For a Supreme Commander that sings about his machine gun and who should know about the military history of that January day in the Zulu Kingdom, it is inconceivable that our troops were deployed in such a way in the Central African Republic.
There is no proof that the troops had a carefully prepared and properly dug- in main base, with bunkers, trenches, a properly set-up firebase, or adequate medical facilities.
Airborne troops without air support, without air transport, without air resupply, without air drones, without air reconnaissance, without air evaluation - airborne without any air. No proper mission, no proper planning, no foresight, no adjustment to changed circumstances, no intelligence-gathering, no idea.
Either it was clueless and unprofessional operational leadership, a strategic blunder where 300 generals could not work out how to deploy 300 troops, or the Supreme Commander, the President, should take full responsibility for his decisions if he cannot find the generals at fault.
In seven decades since the introduction of airborne troops, we have apparently either learned nothing or have forgotten everything, or perhaps the executive interfered or disregarded the advice of the generals.
More than 70 years ago, the first fully-fledged airborne force was incorporated into the Luftwaffe, the German air force. Doesn't that say something about the mobility and tactical deployment, communication, co- ordination, control and command that is required, an airborne force part of an air force. Weren't those Germans true professionals and just brilliant in their strategic vision and operational deployment of their airborne forces?
In fact, the German airborne assault on the Mediterranean Island of Crete happened exactly 72 years ago, from 20 May until 30 May 1941. On this day, at about this time, the German counter-attack takes Maleme airfield - not Malema - after two days of heavy fighting and heavy casualties on both sides, opening up the way for further reinforcements and a German victory. That didn't happen in the Central African Republic, CAR.
After 72 years, what a contrast with the SA National Defence Force's view of the deployment of airborne troops. That amounts to irresponsible leadership, either operational or political, and if a Supreme Commander cannot command or demand consequences, he should get out of the driver's seat and leave it to the professionals.

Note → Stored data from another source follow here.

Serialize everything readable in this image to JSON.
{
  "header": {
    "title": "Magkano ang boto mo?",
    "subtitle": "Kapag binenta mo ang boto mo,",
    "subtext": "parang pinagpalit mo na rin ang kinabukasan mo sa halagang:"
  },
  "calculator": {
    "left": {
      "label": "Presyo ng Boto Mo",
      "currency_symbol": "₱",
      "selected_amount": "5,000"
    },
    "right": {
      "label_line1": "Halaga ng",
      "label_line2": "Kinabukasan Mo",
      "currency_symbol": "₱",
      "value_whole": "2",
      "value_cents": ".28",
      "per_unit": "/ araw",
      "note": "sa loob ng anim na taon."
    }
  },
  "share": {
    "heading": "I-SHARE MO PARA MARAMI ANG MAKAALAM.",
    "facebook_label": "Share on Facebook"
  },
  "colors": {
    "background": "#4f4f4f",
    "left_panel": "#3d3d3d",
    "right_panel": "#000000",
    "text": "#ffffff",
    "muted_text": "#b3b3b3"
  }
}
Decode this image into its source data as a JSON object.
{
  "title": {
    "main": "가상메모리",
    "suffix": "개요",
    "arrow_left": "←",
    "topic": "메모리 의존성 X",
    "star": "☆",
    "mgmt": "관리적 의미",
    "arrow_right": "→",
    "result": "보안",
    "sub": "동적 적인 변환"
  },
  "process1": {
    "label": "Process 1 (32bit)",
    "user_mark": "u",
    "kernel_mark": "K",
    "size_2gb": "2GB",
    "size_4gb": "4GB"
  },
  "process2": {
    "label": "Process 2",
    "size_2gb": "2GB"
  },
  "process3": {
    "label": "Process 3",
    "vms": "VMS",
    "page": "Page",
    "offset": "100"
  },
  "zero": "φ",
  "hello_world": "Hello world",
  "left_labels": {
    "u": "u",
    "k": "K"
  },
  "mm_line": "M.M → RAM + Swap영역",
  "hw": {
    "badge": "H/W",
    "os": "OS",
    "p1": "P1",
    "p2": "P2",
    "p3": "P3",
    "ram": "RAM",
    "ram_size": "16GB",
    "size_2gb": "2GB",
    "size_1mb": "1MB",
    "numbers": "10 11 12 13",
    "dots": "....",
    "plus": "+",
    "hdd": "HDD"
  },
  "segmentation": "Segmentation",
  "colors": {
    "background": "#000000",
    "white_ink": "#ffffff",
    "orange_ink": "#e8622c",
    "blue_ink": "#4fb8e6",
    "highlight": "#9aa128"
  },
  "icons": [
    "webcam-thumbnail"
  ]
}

Like elsewhere in the Public Service and the executive, there are currently no proper consequences for the CAR disaster. What we really need is somebody accepting responsibility, accountability and suffering the consequences. We hope the hon Minister convinces the other members of the Cabinet and the Supreme Commander to dance to her tune, not to the tune of "bring me my machine gun", which turned out to be useless.
When the sun came out, it was called Waterkloof Air Force Base, but by the time the sun set, it was called Gupta International. [Interjections.]